LA STORIA

Sebastiano Notarnicola nasce a Milano il 26 novembre 1977, terzo figlio di Annamaria e Giovanni,  famiglia con minime possibilità economiche.
La mamma con un’inserzione su un giornale cerca qualche vestitino usato.
Conosce così Laura Marchi, un’assistente sociale pronta ad aiutarla: una donna gentile, ben vestita e dolce col bambino.
Il 20 aprile 1978 le due donne sono in un bar di corso Vercelli.
Laura prende in braccio Sebastiano e lo porta nel negozio accanto per “vestirlo a nuovo”. Scompare.

La denuncia alla Polizia è rapidissima: si scopre che Laura Marchi non esiste.
Di lei rimane solo un identikit che la ritrae con foulard in testa e grandi occhiali scuri. Di Sebastiano nulla.

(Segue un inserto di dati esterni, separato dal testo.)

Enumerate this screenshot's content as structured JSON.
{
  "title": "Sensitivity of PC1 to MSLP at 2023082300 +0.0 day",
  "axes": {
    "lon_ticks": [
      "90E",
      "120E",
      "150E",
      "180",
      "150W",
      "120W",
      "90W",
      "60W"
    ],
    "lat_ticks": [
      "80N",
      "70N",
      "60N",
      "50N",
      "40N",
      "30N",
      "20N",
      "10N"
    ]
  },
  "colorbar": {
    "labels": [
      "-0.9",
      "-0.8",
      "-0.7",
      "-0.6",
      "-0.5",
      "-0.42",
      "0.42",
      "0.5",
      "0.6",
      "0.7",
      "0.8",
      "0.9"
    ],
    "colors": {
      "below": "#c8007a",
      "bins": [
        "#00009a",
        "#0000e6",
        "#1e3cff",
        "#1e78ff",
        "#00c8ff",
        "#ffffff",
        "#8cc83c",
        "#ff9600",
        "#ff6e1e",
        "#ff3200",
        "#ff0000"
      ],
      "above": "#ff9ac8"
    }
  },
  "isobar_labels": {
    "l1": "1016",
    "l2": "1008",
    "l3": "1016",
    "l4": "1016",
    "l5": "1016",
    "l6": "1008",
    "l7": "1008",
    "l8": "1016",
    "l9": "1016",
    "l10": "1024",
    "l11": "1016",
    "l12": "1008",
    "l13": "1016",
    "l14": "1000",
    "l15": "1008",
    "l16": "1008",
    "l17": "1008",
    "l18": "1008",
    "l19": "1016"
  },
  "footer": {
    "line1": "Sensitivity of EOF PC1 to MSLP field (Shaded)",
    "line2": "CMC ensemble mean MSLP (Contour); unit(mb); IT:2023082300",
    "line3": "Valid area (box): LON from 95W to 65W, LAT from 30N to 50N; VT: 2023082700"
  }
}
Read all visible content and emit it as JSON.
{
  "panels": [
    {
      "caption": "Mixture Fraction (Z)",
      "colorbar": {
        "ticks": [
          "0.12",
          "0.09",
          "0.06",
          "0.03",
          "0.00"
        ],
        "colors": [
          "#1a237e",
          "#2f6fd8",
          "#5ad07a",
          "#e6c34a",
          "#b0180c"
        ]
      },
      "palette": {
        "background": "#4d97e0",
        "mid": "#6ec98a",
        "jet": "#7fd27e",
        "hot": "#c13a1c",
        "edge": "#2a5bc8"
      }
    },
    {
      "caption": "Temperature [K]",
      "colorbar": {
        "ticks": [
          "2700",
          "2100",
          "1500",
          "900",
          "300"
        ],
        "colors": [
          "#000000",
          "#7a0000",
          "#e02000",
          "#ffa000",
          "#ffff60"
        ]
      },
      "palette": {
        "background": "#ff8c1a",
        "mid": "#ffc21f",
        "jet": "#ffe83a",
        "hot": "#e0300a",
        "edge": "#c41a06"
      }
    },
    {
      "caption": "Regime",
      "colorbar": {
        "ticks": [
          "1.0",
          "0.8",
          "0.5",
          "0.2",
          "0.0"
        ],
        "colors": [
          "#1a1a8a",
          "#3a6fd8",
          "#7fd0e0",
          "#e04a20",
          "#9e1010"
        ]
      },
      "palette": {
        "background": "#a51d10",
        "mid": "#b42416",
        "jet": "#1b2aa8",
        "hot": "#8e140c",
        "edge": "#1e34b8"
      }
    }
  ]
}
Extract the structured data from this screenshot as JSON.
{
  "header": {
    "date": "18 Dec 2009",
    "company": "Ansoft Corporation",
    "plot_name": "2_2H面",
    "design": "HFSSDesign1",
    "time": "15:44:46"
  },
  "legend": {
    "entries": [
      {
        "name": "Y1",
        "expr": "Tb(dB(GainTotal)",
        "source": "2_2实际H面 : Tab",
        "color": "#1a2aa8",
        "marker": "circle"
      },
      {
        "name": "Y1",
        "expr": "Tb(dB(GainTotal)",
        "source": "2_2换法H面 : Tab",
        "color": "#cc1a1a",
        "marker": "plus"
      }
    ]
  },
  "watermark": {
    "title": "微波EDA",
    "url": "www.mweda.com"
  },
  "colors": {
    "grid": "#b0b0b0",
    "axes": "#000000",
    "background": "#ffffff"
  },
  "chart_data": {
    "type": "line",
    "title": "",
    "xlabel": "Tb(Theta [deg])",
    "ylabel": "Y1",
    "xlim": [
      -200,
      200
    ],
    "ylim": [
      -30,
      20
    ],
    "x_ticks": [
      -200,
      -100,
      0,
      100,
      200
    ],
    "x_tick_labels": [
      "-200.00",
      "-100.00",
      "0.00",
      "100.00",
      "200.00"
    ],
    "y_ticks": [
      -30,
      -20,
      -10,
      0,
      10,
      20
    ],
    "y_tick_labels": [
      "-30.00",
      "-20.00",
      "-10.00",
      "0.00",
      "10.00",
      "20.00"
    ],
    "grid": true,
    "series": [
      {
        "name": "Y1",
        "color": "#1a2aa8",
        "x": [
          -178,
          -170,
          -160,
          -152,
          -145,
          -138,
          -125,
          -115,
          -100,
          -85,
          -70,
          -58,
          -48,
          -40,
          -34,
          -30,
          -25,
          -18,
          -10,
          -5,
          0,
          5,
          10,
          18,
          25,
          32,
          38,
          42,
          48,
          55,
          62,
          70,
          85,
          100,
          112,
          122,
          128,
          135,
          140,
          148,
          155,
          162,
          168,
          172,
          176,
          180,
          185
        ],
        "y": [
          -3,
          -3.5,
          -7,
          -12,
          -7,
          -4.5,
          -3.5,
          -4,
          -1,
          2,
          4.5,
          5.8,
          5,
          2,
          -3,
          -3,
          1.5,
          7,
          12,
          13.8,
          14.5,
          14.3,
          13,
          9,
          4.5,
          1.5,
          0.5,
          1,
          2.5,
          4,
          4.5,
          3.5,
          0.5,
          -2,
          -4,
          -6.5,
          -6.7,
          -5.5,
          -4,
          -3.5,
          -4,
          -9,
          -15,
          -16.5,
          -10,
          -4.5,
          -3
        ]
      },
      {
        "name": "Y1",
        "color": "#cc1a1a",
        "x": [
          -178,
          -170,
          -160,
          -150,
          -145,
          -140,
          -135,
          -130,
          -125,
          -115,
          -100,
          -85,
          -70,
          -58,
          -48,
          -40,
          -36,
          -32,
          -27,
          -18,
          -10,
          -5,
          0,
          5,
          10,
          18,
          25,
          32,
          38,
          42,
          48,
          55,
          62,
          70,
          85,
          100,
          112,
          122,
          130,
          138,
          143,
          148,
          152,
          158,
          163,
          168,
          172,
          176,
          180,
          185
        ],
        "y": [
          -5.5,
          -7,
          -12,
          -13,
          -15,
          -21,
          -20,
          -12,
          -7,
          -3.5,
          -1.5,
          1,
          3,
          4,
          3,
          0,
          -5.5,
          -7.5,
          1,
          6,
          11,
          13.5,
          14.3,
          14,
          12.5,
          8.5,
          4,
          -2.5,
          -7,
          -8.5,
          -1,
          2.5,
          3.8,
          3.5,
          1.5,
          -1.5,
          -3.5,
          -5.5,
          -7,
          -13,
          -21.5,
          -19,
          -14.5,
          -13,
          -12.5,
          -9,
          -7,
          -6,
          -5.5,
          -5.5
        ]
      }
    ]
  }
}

Hermann Croci nasce a Milano il 7 marzo 1978.
Tre anni dopo si trasferisce con la famiglia a Cremeno, un paesino in provincia di Lecco. La madre, Aurora, è una casalinga. Walter, il padre, è un camionista spesso in giro per lavoro. Hermann inizia la scuola tardi, a 8 anni, il suo certificato di nascita non si trova. I Servizi Sociali intervengono segnalando la situazione al Tribunale dei Minori di Milano. Il padre Walter Croci ha dei precedenti penali, mentre Aurora Bonato dichiara diverse gravidanze, confermate dai vicini di casa, ma a parte Hermann non c’è in casa nessun altro bambino.
La nascita di Hermann non è documentata: il medico che ha assistito al parto e la cognata di Aurora, che si sarebbe dovuta occupare dell’iscrizione all’anagrafe, sono deceduti. Le autorità sospettano un traffico di bambini e nel 1990 Hermann viene definitivamente allontanato dalla famiglia Croci. Di fatto Hermann per lo Stato non esiste: gli viene data una nuova identità e dichiarato “adottabile”.
Aurora però non si arrende: vuole sapere dove tengono suo figlio Hermann e denuncia pubblicamente le Autorità.

I media si interessano del caso e un giornalista riesce a procurarsi una foto di Hermann, tenuto nascosto in una Casa di Accoglienza. La pubblica.
I Notarnicola nella foto di Hermann riconoscono Sebastiano, il loro figlio rapito a Milano 12 anni prima. Ne sono sicuri: capelli rossi e incredibile somiglianza con uno dei figli avuti dopo di lui. Si riapre il caso del rapimento e la storia di Sebastiano si incrocia ora con quella di Hermann.

Il test del DNA conferma definitivamente che Hermann è invece Sebastiano, il figlio di Annamaria e Giovanni Notarnicola.
Un bambino scopre così che i suoi genitori, quelli che l’hanno cresciuto, non sono la sua famiglia. Può accettare di aver vissuto in una bugia? Una donna che vuole un figlio, ma non può averlo, fin dove può spingersi?
E come tante vite strappate riguardano in fondo ciascuno di noi?